The Grizzly Creek Fire that same summer wasn’t nearly as large in terms of acreage, but forced Interstate 70 through Glenwood Canyon to be shut down for almost two weeks.
“Garfield County probably has more wildfires than any other county in the state,” Bornholdt said. “Other counties and states have had a lot more acres burned than us, but if you look at just the sheer number of fires that we have in Garfield County, it is more than anybody else.”
That means inter-agency relationships have to be strong, which is part of his job.
“We have good relationships between our fire departments here and the BLM and Forest Service, and I think that really helps in those big events,” he said.
The Grizzly Creek and Pine Gulch fires were particularly difficult because of their geographical location. Both fires greatly impacted Garfield County, but because they straddled the Eagle County line in the case of Grizzly, and the Mesa County line in the case of Pine Gulch, the incident commands were established in those counties.
“So I was busy spending the morning at one fire and the afternoon at the other fire and was back and forth quite a bit,” Bornholdt said.
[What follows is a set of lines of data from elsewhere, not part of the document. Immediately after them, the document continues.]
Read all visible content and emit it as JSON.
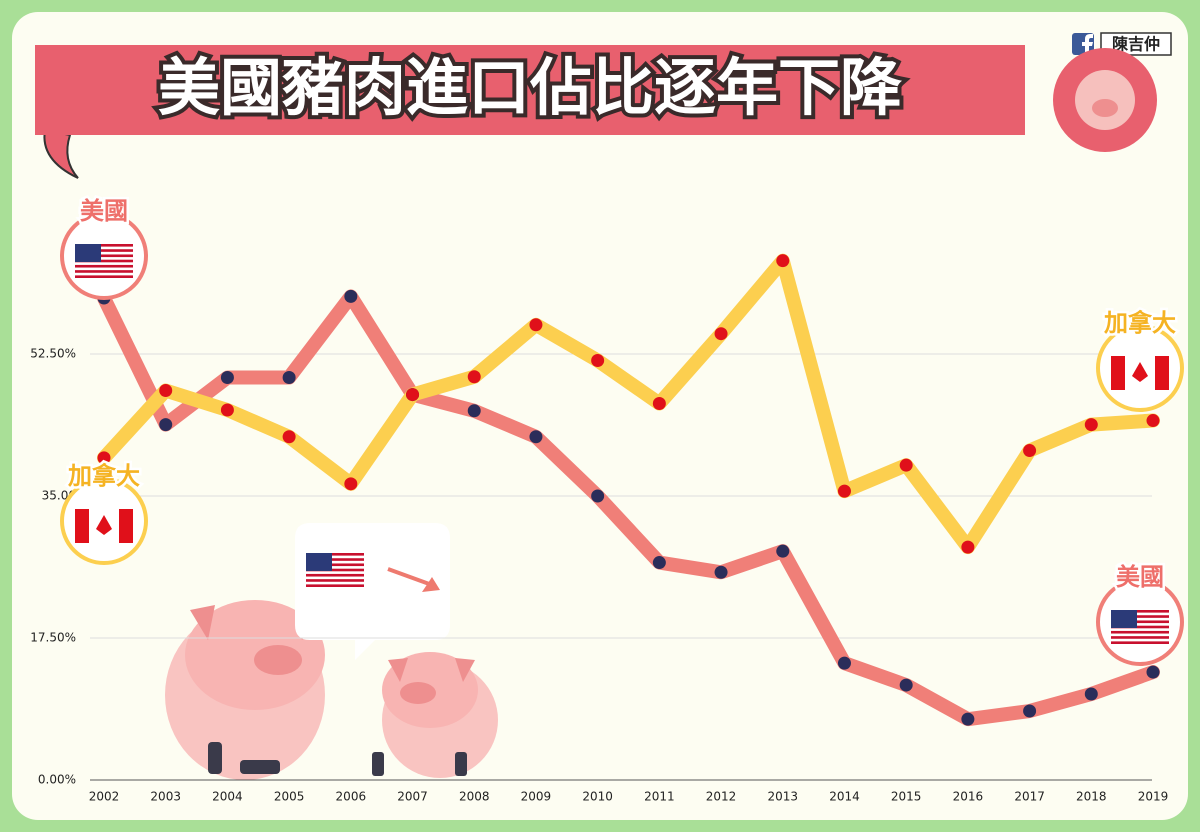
{
  "chart_data": {
    "type": "line",
    "title": "美國豬肉進口佔比逐年下降",
    "author": "陳吉仲",
    "categories": [
      "2002",
      "2003",
      "2004",
      "2005",
      "2006",
      "2007",
      "2008",
      "2009",
      "2010",
      "2011",
      "2012",
      "2013",
      "2014",
      "2015",
      "2016",
      "2017",
      "2018",
      "2019"
    ],
    "series": [
      {
        "name": "美國",
        "color": "#f07f78",
        "marker_color": "#2b2d5a",
        "values": [
          59.4,
          43.8,
          49.6,
          49.6,
          59.6,
          47.5,
          45.5,
          42.3,
          35.0,
          26.8,
          25.6,
          28.2,
          14.4,
          11.7,
          7.5,
          8.5,
          10.6,
          13.3
        ]
      },
      {
        "name": "加拿大",
        "color": "#fccf4f",
        "marker_color": "#e0101a",
        "values": [
          39.7,
          48.0,
          45.6,
          42.3,
          36.5,
          47.5,
          49.7,
          56.1,
          51.7,
          46.4,
          55.0,
          64.0,
          35.6,
          38.8,
          28.7,
          40.6,
          43.8,
          44.3
        ]
      }
    ],
    "ylim": [
      0,
      70
    ],
    "yticks": [
      {
        "value": 0,
        "label": "0.00%"
      },
      {
        "value": 17.5,
        "label": "17.50%"
      },
      {
        "value": 35,
        "label": "35.00"
      },
      {
        "value": 52.5,
        "label": "52.50%"
      }
    ],
    "grid": true
  }
}
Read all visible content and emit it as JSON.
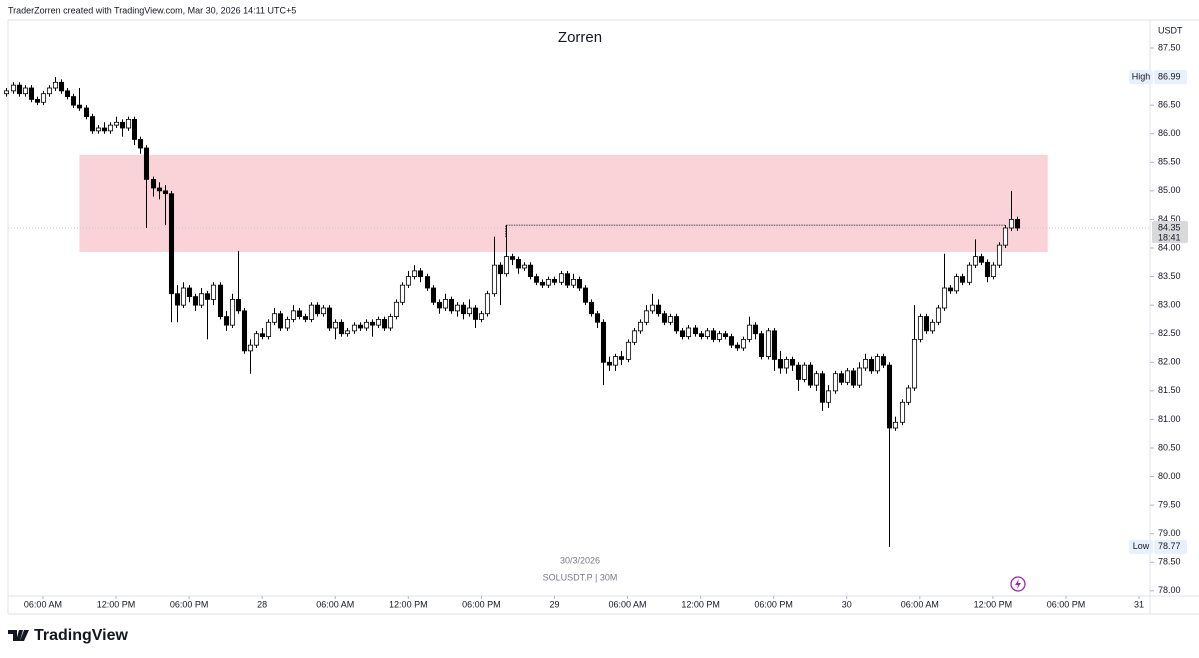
{
  "header": {
    "text": "TraderZorren created with TradingView.com, Mar 30, 2026 14:11 UTC+5"
  },
  "chart_data": {
    "type": "candlestick",
    "title": "Zorren",
    "currency": "USDT",
    "date_label": "30/3/2026",
    "symbol": "SOLUSDT.P | 30M",
    "xlim": [
      0.26,
      187.8
    ],
    "ylim": [
      77.91,
      87.99
    ],
    "xticks": [
      {
        "value": 6,
        "label": "06:00 AM"
      },
      {
        "value": 18,
        "label": "12:00 PM"
      },
      {
        "value": 30,
        "label": "06:00 PM"
      },
      {
        "value": 42,
        "label": "28"
      },
      {
        "value": 54,
        "label": "06:00 AM"
      },
      {
        "value": 66,
        "label": "12:00 PM"
      },
      {
        "value": 78,
        "label": "06:00 PM"
      },
      {
        "value": 90,
        "label": "29"
      },
      {
        "value": 102,
        "label": "06:00 AM"
      },
      {
        "value": 114,
        "label": "12:00 PM"
      },
      {
        "value": 126,
        "label": "06:00 PM"
      },
      {
        "value": 138,
        "label": "30"
      },
      {
        "value": 150,
        "label": "06:00 AM"
      },
      {
        "value": 162,
        "label": "12:00 PM"
      },
      {
        "value": 174,
        "label": "06:00 PM"
      },
      {
        "value": 186,
        "label": "31"
      }
    ],
    "yticks": [
      {
        "value": 87.5,
        "label": "87.50"
      },
      {
        "value": 86.5,
        "label": "86.50"
      },
      {
        "value": 86,
        "label": "86.00"
      },
      {
        "value": 85.5,
        "label": "85.50"
      },
      {
        "value": 85,
        "label": "85.00"
      },
      {
        "value": 84.5,
        "label": "84.50"
      },
      {
        "value": 84,
        "label": "84.00"
      },
      {
        "value": 83.5,
        "label": "83.50"
      },
      {
        "value": 83,
        "label": "83.00"
      },
      {
        "value": 82.5,
        "label": "82.50"
      },
      {
        "value": 82,
        "label": "82.00"
      },
      {
        "value": 81.5,
        "label": "81.50"
      },
      {
        "value": 81,
        "label": "81.00"
      },
      {
        "value": 80.5,
        "label": "80.50"
      },
      {
        "value": 80,
        "label": "80.00"
      },
      {
        "value": 79.5,
        "label": "79.50"
      },
      {
        "value": 79,
        "label": "79.00"
      },
      {
        "value": 78.5,
        "label": "78.50"
      },
      {
        "value": 78,
        "label": "78.00"
      }
    ],
    "up_color": "#ffffff",
    "down_color": "#000000",
    "high": {
      "label": "High",
      "value": 86.99
    },
    "low": {
      "label": "Low",
      "value": 78.77
    },
    "last_price": {
      "value": 84.35,
      "countdown": "18:41"
    },
    "zone": {
      "top": 85.63,
      "bottom": 83.93,
      "start": 12,
      "end": 171,
      "color": "#f9d3d7"
    },
    "level": {
      "value": 84.4,
      "start": 82,
      "end": 164
    },
    "candles": [
      [
        86.7,
        86.8,
        86.65,
        86.75
      ],
      [
        86.75,
        86.9,
        86.7,
        86.85
      ],
      [
        86.85,
        86.9,
        86.65,
        86.7
      ],
      [
        86.7,
        86.85,
        86.65,
        86.8
      ],
      [
        86.8,
        86.85,
        86.55,
        86.6
      ],
      [
        86.6,
        86.65,
        86.5,
        86.55
      ],
      [
        86.55,
        86.75,
        86.5,
        86.7
      ],
      [
        86.7,
        86.85,
        86.65,
        86.8
      ],
      [
        86.8,
        86.99,
        86.75,
        86.9
      ],
      [
        86.9,
        86.95,
        86.7,
        86.75
      ],
      [
        86.75,
        86.8,
        86.6,
        86.65
      ],
      [
        86.65,
        86.7,
        86.45,
        86.5
      ],
      [
        86.5,
        86.8,
        86.4,
        86.45
      ],
      [
        86.45,
        86.5,
        86.25,
        86.3
      ],
      [
        86.3,
        86.35,
        86.0,
        86.05
      ],
      [
        86.05,
        86.15,
        86.0,
        86.1
      ],
      [
        86.1,
        86.2,
        86.0,
        86.05
      ],
      [
        86.05,
        86.2,
        86.0,
        86.15
      ],
      [
        86.15,
        86.3,
        86.1,
        86.2
      ],
      [
        86.2,
        86.25,
        85.95,
        86.1
      ],
      [
        86.1,
        86.3,
        86.05,
        86.25
      ],
      [
        86.25,
        86.3,
        85.8,
        85.9
      ],
      [
        85.9,
        85.95,
        85.65,
        85.75
      ],
      [
        85.75,
        85.8,
        84.35,
        85.2
      ],
      [
        85.2,
        85.25,
        84.9,
        85.05
      ],
      [
        85.05,
        85.15,
        84.85,
        85.0
      ],
      [
        85.0,
        85.1,
        84.4,
        84.95
      ],
      [
        84.95,
        85.0,
        82.7,
        83.2
      ],
      [
        83.2,
        83.35,
        82.7,
        83.0
      ],
      [
        83.0,
        83.4,
        82.95,
        83.3
      ],
      [
        83.3,
        83.35,
        83.05,
        83.15
      ],
      [
        83.15,
        83.2,
        82.9,
        83.0
      ],
      [
        83.0,
        83.3,
        82.95,
        83.2
      ],
      [
        83.2,
        83.25,
        82.4,
        83.1
      ],
      [
        83.1,
        83.4,
        83.0,
        83.35
      ],
      [
        83.35,
        83.4,
        82.75,
        82.8
      ],
      [
        82.8,
        82.9,
        82.55,
        82.65
      ],
      [
        82.65,
        83.2,
        82.6,
        83.1
      ],
      [
        83.1,
        83.95,
        82.85,
        82.9
      ],
      [
        82.9,
        82.95,
        82.15,
        82.2
      ],
      [
        82.2,
        82.4,
        81.8,
        82.3
      ],
      [
        82.3,
        82.55,
        82.25,
        82.5
      ],
      [
        82.5,
        82.6,
        82.4,
        82.45
      ],
      [
        82.45,
        82.75,
        82.4,
        82.7
      ],
      [
        82.7,
        82.95,
        82.65,
        82.85
      ],
      [
        82.85,
        82.9,
        82.55,
        82.6
      ],
      [
        82.6,
        82.8,
        82.55,
        82.75
      ],
      [
        82.75,
        83.0,
        82.7,
        82.9
      ],
      [
        82.9,
        82.95,
        82.75,
        82.8
      ],
      [
        82.8,
        82.85,
        82.7,
        82.75
      ],
      [
        82.75,
        83.05,
        82.7,
        83.0
      ],
      [
        83.0,
        83.05,
        82.8,
        82.85
      ],
      [
        82.85,
        83.0,
        82.8,
        82.95
      ],
      [
        82.95,
        83.0,
        82.55,
        82.6
      ],
      [
        82.6,
        82.75,
        82.4,
        82.7
      ],
      [
        82.7,
        82.75,
        82.45,
        82.5
      ],
      [
        82.5,
        82.6,
        82.45,
        82.55
      ],
      [
        82.55,
        82.7,
        82.5,
        82.65
      ],
      [
        82.65,
        82.7,
        82.55,
        82.6
      ],
      [
        82.6,
        82.75,
        82.55,
        82.7
      ],
      [
        82.7,
        82.75,
        82.45,
        82.65
      ],
      [
        82.65,
        82.8,
        82.6,
        82.75
      ],
      [
        82.75,
        82.8,
        82.55,
        82.6
      ],
      [
        82.6,
        82.85,
        82.55,
        82.8
      ],
      [
        82.8,
        83.1,
        82.75,
        83.05
      ],
      [
        83.05,
        83.4,
        83.0,
        83.35
      ],
      [
        83.35,
        83.6,
        83.3,
        83.5
      ],
      [
        83.5,
        83.7,
        83.45,
        83.6
      ],
      [
        83.6,
        83.65,
        83.4,
        83.5
      ],
      [
        83.5,
        83.55,
        83.25,
        83.3
      ],
      [
        83.3,
        83.35,
        83.0,
        83.05
      ],
      [
        83.05,
        83.1,
        82.85,
        82.95
      ],
      [
        82.95,
        83.2,
        82.9,
        83.1
      ],
      [
        83.1,
        83.15,
        82.85,
        82.9
      ],
      [
        82.9,
        83.05,
        82.8,
        83.0
      ],
      [
        83.0,
        83.05,
        82.75,
        82.85
      ],
      [
        82.85,
        83.1,
        82.8,
        82.95
      ],
      [
        82.95,
        83.0,
        82.6,
        82.75
      ],
      [
        82.75,
        82.9,
        82.7,
        82.85
      ],
      [
        82.85,
        83.25,
        82.8,
        83.2
      ],
      [
        83.2,
        84.2,
        83.15,
        83.7
      ],
      [
        83.7,
        83.75,
        83.0,
        83.55
      ],
      [
        83.55,
        84.4,
        83.5,
        83.85
      ],
      [
        83.85,
        83.9,
        83.7,
        83.8
      ],
      [
        83.8,
        83.85,
        83.55,
        83.65
      ],
      [
        83.65,
        83.75,
        83.6,
        83.7
      ],
      [
        83.7,
        83.75,
        83.45,
        83.5
      ],
      [
        83.5,
        83.55,
        83.35,
        83.4
      ],
      [
        83.4,
        83.45,
        83.3,
        83.35
      ],
      [
        83.35,
        83.5,
        83.3,
        83.45
      ],
      [
        83.45,
        83.5,
        83.35,
        83.4
      ],
      [
        83.4,
        83.6,
        83.35,
        83.55
      ],
      [
        83.55,
        83.6,
        83.3,
        83.35
      ],
      [
        83.35,
        83.55,
        83.3,
        83.45
      ],
      [
        83.45,
        83.5,
        83.25,
        83.3
      ],
      [
        83.3,
        83.35,
        83.0,
        83.05
      ],
      [
        83.05,
        83.1,
        82.8,
        82.85
      ],
      [
        82.85,
        82.9,
        82.6,
        82.7
      ],
      [
        82.7,
        82.75,
        81.6,
        82.0
      ],
      [
        82.0,
        82.1,
        81.85,
        81.95
      ],
      [
        81.95,
        82.15,
        81.85,
        82.1
      ],
      [
        82.1,
        82.2,
        81.95,
        82.05
      ],
      [
        82.05,
        82.4,
        82.0,
        82.35
      ],
      [
        82.35,
        82.6,
        82.3,
        82.55
      ],
      [
        82.55,
        82.75,
        82.5,
        82.7
      ],
      [
        82.7,
        83.0,
        82.65,
        82.9
      ],
      [
        82.9,
        83.2,
        82.85,
        83.0
      ],
      [
        83.0,
        83.1,
        82.8,
        82.85
      ],
      [
        82.85,
        82.9,
        82.65,
        82.7
      ],
      [
        82.7,
        82.85,
        82.65,
        82.8
      ],
      [
        82.8,
        82.85,
        82.5,
        82.55
      ],
      [
        82.55,
        82.6,
        82.4,
        82.45
      ],
      [
        82.45,
        82.65,
        82.4,
        82.6
      ],
      [
        82.6,
        82.65,
        82.45,
        82.5
      ],
      [
        82.5,
        82.55,
        82.4,
        82.45
      ],
      [
        82.45,
        82.6,
        82.4,
        82.55
      ],
      [
        82.55,
        82.6,
        82.35,
        82.4
      ],
      [
        82.4,
        82.55,
        82.35,
        82.5
      ],
      [
        82.5,
        82.55,
        82.4,
        82.45
      ],
      [
        82.45,
        82.5,
        82.25,
        82.3
      ],
      [
        82.3,
        82.35,
        82.2,
        82.25
      ],
      [
        82.25,
        82.45,
        82.2,
        82.4
      ],
      [
        82.4,
        82.8,
        82.35,
        82.65
      ],
      [
        82.65,
        82.7,
        82.4,
        82.5
      ],
      [
        82.5,
        82.55,
        82.05,
        82.1
      ],
      [
        82.1,
        82.6,
        82.05,
        82.55
      ],
      [
        82.55,
        82.6,
        81.85,
        82.05
      ],
      [
        82.05,
        82.2,
        81.8,
        81.9
      ],
      [
        81.9,
        82.1,
        81.8,
        82.05
      ],
      [
        82.05,
        82.1,
        81.85,
        81.95
      ],
      [
        81.95,
        82.0,
        81.5,
        81.7
      ],
      [
        81.7,
        82.0,
        81.65,
        81.95
      ],
      [
        81.95,
        82.0,
        81.55,
        81.6
      ],
      [
        81.6,
        81.85,
        81.5,
        81.8
      ],
      [
        81.8,
        81.85,
        81.15,
        81.3
      ],
      [
        81.3,
        81.6,
        81.2,
        81.5
      ],
      [
        81.5,
        81.85,
        81.45,
        81.8
      ],
      [
        81.8,
        81.85,
        81.6,
        81.65
      ],
      [
        81.65,
        81.9,
        81.6,
        81.85
      ],
      [
        81.85,
        81.9,
        81.55,
        81.6
      ],
      [
        81.6,
        82.0,
        81.55,
        81.9
      ],
      [
        81.9,
        82.15,
        81.85,
        82.05
      ],
      [
        82.05,
        82.1,
        81.8,
        81.85
      ],
      [
        81.85,
        82.15,
        81.8,
        82.1
      ],
      [
        82.1,
        82.15,
        81.9,
        81.95
      ],
      [
        81.95,
        82.0,
        78.77,
        80.85
      ],
      [
        80.85,
        81.05,
        80.8,
        80.95
      ],
      [
        80.95,
        81.35,
        80.9,
        81.3
      ],
      [
        81.3,
        81.6,
        81.25,
        81.55
      ],
      [
        81.55,
        83.0,
        81.5,
        82.4
      ],
      [
        82.4,
        82.85,
        82.35,
        82.8
      ],
      [
        82.8,
        82.85,
        82.5,
        82.55
      ],
      [
        82.55,
        82.75,
        82.5,
        82.7
      ],
      [
        82.7,
        83.0,
        82.65,
        82.95
      ],
      [
        82.95,
        83.9,
        82.9,
        83.3
      ],
      [
        83.3,
        83.35,
        83.2,
        83.25
      ],
      [
        83.25,
        83.55,
        83.2,
        83.5
      ],
      [
        83.5,
        83.55,
        83.35,
        83.4
      ],
      [
        83.4,
        83.75,
        83.35,
        83.7
      ],
      [
        83.7,
        84.15,
        83.65,
        83.85
      ],
      [
        83.85,
        83.9,
        83.7,
        83.75
      ],
      [
        83.75,
        83.8,
        83.4,
        83.5
      ],
      [
        83.5,
        83.75,
        83.45,
        83.7
      ],
      [
        83.7,
        84.1,
        83.65,
        84.05
      ],
      [
        84.05,
        84.4,
        84.0,
        84.35
      ],
      [
        84.35,
        85.0,
        84.3,
        84.5
      ],
      [
        84.5,
        84.55,
        84.3,
        84.35
      ]
    ]
  },
  "footer": {
    "brand": "TradingView"
  }
}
He was quick to acknowledge Garfield County Sheriff’s Sgts. Chad Whiting and Levy Burris for their assistance during that and other periods of time when resources were stretched thin.
During the 2018 Lake Christine Fire near Basalt, Bornholdt also provided assistance to Eagle County Emergency Manager Barry Smith.
“Any time there’s an incident, we’ll help each other out across county lines as emergency managers,” Bornholdt said.
Because Garfield County borders Utah on the far west end, his work also involves coordination across the state line.
To prepare for the upcoming wildfire season, which state officials are predicting could be the worst yet, Bornholdt has been offering assistance to local agencies in updating and implementing their wildfire protection plans, including mitigation efforts on the part of homeowners.
The county also has a part in Glenwood Springs’ wildfire evacuation planning efforts.
Day in the life
Bornholdt is now the second-senior county emergency manager in northwest Colorado — a job that keeps him busy attending and in some cases running meeting after meeting when there’s not an ongoing incident.
Checking his schedule on the week this interview was conducted, Bornholdt had duties to perform for an I-70 corridor planning meeting, a training and planning session with hospital staff, a regional vaccination clinic, a community wildfire protection planning meeting, a state Homeland Security Advisory Council meeting, a planning meeting for an active shooter exercise that’s coming up in June, a triage training and a Northwest Region Healthcare Coalition meeting.
“He’s a mentor, helps with training, and provides advice while working hand in hand with other emergency managers,” Vallario said. “It’s a very impressive reason for the CEMA president to bestow this award.”
Bornholdt said he doesn’t do the work with the goal of receiving awards.
“I didn’t really expect it,” he said of the CEMA President’s Award. “That’s not something I’m thinking about, so when it happens, it’s nice. I was surprised.”
Bornholdt was also recently elected to the Rifle City Council and is now assisting the city with its local emergency management planning.
His wife, Stephanie, works at Commonwealth Title, and their two sons are now grown; the oldest, 25, soon to graduate college with a master’s degree, and the youngest, 24, who also now works in the jail division of the Sheriff’s Office.